# Shrine Sportsman Calcutta Tournament Matragorda



## Shrine Daddy (Apr 11, 2013)

Come out to one of this years biggest bay fishing Calcutta's. The Calcutta will be in Matagorda May17th at the Fireman's Hall. Also the pots for the winners are huge and the trophies are the best around. Come see us at http://arabiashrinesportsmen.com/fishing-tournament.htm. Check out the trophies on our Facebook page. You will want one. 
*Help a Shriner help a child*


----------



## Shrine Daddy (Apr 11, 2013)

Ive gotten several e-mails about the time the doors will open on 
Friday evening. The doors will open at 5:00p.m. We will have complimentary mixed drinks and beer as well as a fried fish dinner.


----------



## 10gajimmie (Apr 28, 2010)

Can't wait! Free beer and food,I'm in.

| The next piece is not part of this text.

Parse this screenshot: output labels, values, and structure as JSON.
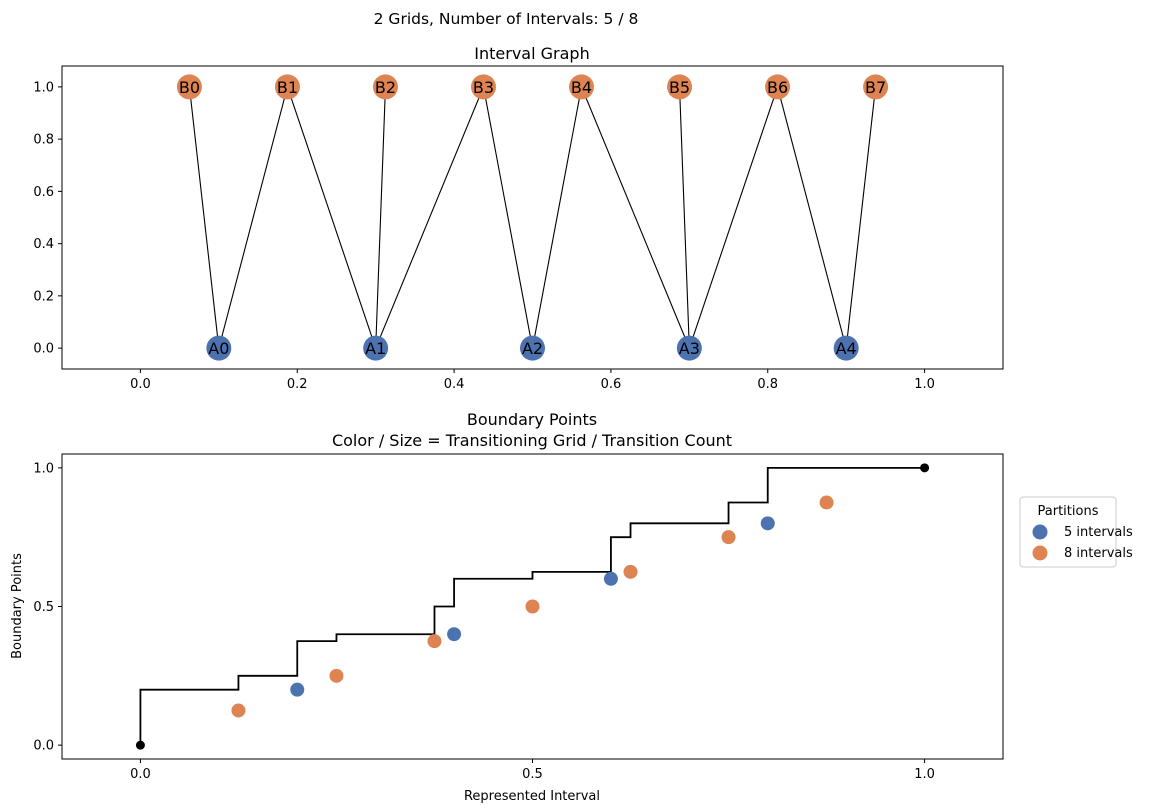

HAPPY HAPPY HAPPY !!!!!!


----------



## Shrine Daddy (Apr 11, 2013)

*Early Bird*

Get your registration in by May 3rd and enter to win a Yeti cooler with gear inside.. As the previous post stated dont forget to get down Friday night for free food, and beverages to all paid fisherman and ten bucks for non fisherman.


----------



## RudyTxDeer (May 5, 2008)

Where will the weigh-in be held and will anything else be going on saturday?


----------



## RudyTxDeer (May 5, 2008)

I forgot to ask if there is an early bird entry drawing.


----------



## Shrine Daddy (Apr 11, 2013)

*Weigh in*

Weigh in will be at the Matagorda Harbor on Saturday May 18th. One of our sponsors Harbor America will be cooking up some finger style food while he weigh in is going on. And yes, as mentioned before if you send in your registration by May 3rd you will be entered into a early bird drawing for a Yeti cooler and some gear.


----------



## Shrine Daddy (Apr 11, 2013)

Early bird raffle: Remember that all entries must be in by May 3rd for the early bird raffle. As long as they are stamped by the third we will except them.


----------



## Shrine Daddy (Apr 11, 2013)

Remember you can register for our tournament online at www.shrinesports.com We have had several calls this week about how to sign up. Also check out this years tournament shirt on facebook. Go to the above address and click on the Facebook link.


----------



## Mataytx (May 18, 2013)

*Cluster*

Did anyone attend this event this weekend in Matagorda???


----------



## Mataytx (May 18, 2013)

*I guess no body showed up, it's what I hear.*

.


----------



## Shrine Daddy (Apr 11, 2013)

We had 48 teams show up this year. We would like to thank everyone that came out to support us. We will post all of the winners in the next couple of days.


----------



## Mataytx (May 18, 2013)

How are those results coming?? How did that big Calcutta go?


----------



## Mataytx (May 18, 2013)

.


----------